Doktorluk diploması sahte Hüseyin Aksu,Üniversite diploması sahte Serhan Seyhan, evrakta sahtecilik ve hileli mal kaçırmaları bilirkişi raporlarına yansımış, Mehmet ve Emin Aydın kardeşler.
Bir birine benzeyen kuşlar, beraber uçar demiş atalar. Aslında bu kadar araştırmalarım arasında bunları ciddiye alıp zaman yitirmek benim için elem dolu olsa da, sürekli adımız geçtiği için cevapsız bırakmayalım bu vatandaşları.

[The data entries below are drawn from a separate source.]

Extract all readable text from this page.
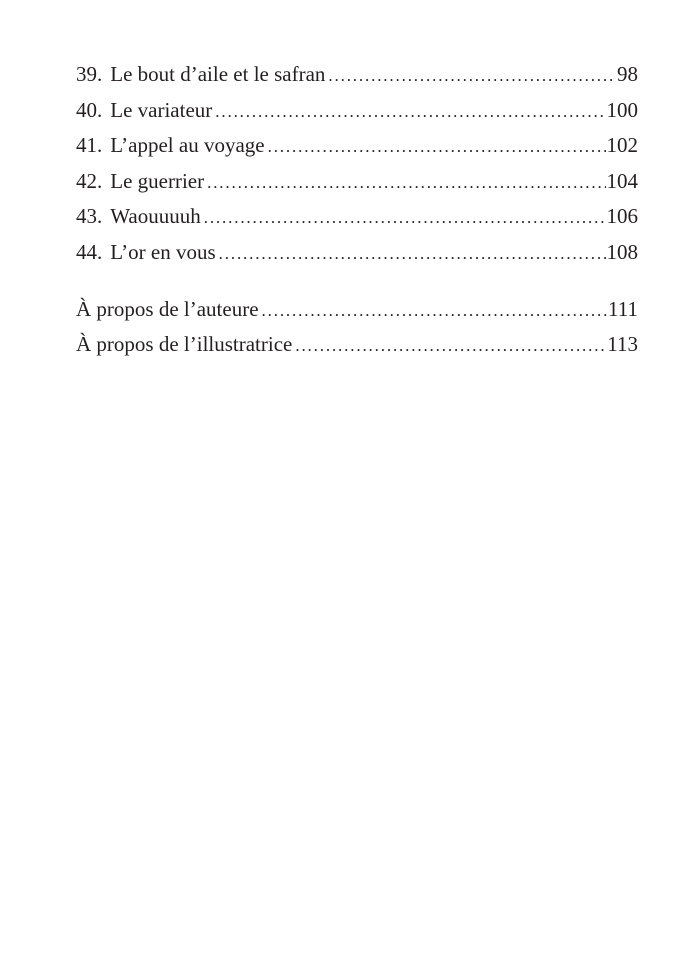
39. Le bout d’aile et le safran . . .	98
40. Le variateur . . .	100
41. L’appel au voyage . . .	102
42. Le guerrier . . .	104
43. Waouuuuh . . .	106
44. L’or en vous . . .	108
À propos de l’auteure . . .	111
À propos de l’illustratrice . . .	113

Önüne gelene FETÖ yaftası yapıştırmayı, yolsuzlukla suçlamayı kendilerine meslek edinmiş bu arkadaşları, biraz daha yakından tanıyalım ister misiniz güzel ülkemin güzel insanları?!..
Mehmet ve Emin Aydın kardeşlerden başlayalım.
Çine’de bir köftecide garsonluk yaparlarken, hasbel kader ve her ne hikmetse bir anda FETÖ’nün yayın organ CİHAN HABER AJANSI’nda, çalışmaya başlıyorlar. Halbu ki FETÖ denen melanet yapının ana muharebe silahı medyaydı. Tüm psikolojik harp faaliyetlerini, kamuoyu oluşturma operasyonlarını ajanslar, haberler, diziler, programlar üzerinden yaparlardı.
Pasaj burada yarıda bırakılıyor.